Introduction

"Träumgutstrasse" is the name of a fictitious street and a phonetic combination of the words: Traugutt, Trauma, träum gut (sweet dreams) and the word strasse (street). The entrance to the Salon Galeria Akademii (in Warsaw, where the work was shown last year) is on Trauguttstrasse, named after the Polish general Romuald Traugutt. Robert Kuśmirowski has written a manifesto on this work, the chapter titles of which give a first impression of the themes of this work: "The Truth of Deception", "The Fascination of the Ruin", "To Dream Clearly" or "Mirrors".

The work circles philosophically, emotionally and visually around the destroyed Czapski Palace. The Krasiński library in its south wing, where the Salon Galeria Akademii is located today, was a centre of social, political and cultural life in Warsaw between 1862 and 1913. It was destroyed in the bombing raids of 1939.

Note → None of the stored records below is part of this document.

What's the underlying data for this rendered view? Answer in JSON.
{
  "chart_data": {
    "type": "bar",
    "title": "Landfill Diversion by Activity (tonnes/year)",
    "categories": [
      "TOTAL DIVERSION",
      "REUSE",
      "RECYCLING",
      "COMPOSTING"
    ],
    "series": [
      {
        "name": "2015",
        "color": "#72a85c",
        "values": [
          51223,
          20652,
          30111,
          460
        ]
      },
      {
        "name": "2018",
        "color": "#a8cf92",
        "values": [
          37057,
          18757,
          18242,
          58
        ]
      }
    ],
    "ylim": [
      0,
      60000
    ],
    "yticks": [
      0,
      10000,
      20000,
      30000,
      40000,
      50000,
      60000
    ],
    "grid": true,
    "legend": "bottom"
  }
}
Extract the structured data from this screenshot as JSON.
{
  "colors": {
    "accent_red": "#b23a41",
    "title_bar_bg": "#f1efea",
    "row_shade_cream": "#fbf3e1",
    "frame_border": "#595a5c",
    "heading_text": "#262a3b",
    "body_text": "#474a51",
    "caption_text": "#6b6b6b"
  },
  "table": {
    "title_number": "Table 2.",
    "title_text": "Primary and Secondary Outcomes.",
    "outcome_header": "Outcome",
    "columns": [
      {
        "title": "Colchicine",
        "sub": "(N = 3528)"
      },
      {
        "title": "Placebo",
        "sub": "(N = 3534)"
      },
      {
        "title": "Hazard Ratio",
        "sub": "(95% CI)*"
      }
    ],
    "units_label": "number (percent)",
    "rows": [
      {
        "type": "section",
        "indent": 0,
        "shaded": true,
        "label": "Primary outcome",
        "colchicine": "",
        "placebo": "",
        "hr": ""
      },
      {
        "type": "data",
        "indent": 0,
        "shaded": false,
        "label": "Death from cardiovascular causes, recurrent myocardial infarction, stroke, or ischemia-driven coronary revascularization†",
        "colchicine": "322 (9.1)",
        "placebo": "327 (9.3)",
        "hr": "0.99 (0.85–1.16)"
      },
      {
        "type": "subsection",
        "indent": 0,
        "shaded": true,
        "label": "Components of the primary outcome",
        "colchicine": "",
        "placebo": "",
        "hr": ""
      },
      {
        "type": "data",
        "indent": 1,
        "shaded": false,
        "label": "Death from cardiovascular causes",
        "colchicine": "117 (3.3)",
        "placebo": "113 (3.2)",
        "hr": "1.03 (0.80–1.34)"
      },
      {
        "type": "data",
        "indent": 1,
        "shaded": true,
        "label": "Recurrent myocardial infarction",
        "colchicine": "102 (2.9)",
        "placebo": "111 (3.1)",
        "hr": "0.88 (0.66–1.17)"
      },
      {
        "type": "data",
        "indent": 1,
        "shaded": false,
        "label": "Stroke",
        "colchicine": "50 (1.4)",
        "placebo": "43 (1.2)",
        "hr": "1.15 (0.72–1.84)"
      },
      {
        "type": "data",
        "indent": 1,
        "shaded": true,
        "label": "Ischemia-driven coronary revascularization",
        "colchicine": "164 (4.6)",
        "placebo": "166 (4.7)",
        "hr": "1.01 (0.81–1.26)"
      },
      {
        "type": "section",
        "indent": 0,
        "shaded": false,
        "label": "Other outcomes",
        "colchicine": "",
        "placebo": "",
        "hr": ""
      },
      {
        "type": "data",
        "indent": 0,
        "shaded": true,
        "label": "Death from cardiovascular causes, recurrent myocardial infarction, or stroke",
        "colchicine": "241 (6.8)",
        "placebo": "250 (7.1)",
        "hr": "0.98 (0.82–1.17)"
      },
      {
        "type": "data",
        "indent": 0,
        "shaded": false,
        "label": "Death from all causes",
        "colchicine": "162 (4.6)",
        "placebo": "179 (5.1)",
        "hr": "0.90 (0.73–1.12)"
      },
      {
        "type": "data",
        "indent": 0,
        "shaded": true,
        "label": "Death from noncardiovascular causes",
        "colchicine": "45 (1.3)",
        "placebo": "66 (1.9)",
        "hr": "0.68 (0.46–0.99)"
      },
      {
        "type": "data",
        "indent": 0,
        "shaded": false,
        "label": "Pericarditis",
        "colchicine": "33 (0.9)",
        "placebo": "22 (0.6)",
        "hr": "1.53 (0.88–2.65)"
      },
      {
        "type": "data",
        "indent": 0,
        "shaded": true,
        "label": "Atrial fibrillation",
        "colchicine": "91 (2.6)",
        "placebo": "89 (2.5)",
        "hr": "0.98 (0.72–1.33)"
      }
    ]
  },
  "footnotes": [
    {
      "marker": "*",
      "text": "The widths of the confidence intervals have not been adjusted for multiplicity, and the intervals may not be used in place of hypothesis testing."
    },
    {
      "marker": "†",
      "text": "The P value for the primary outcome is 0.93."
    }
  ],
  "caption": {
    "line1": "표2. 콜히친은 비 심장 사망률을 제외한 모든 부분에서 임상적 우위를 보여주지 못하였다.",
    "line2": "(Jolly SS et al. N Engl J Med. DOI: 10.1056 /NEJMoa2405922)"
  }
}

Traumgutstrasse represents a silent image of lost life. By imitating the pornographic strategy of visualization Kuśmirowski encourages us to dream and project our unconscious into the past.

 

Robert Kuśmirowski (b. 1973 in Łódź, Poland) studied sculpture at the Maria Curie-Skłodowska University in Lublin and spent a year on a scholarship at the University of Rennes. His works have been shown at Center for Contemporary Art Warsaw, Kunstverein Hamburg, Stedelijk Van Abbe Museum Eindhoven, Migros Museum für Gegenwartskunst, Zurich; Bunkier Sztuki, Krakow, Barbican Art Gallery, London and Galleria Civica, Trento among others. Robert Kuśmirowski lives and works in Lublin.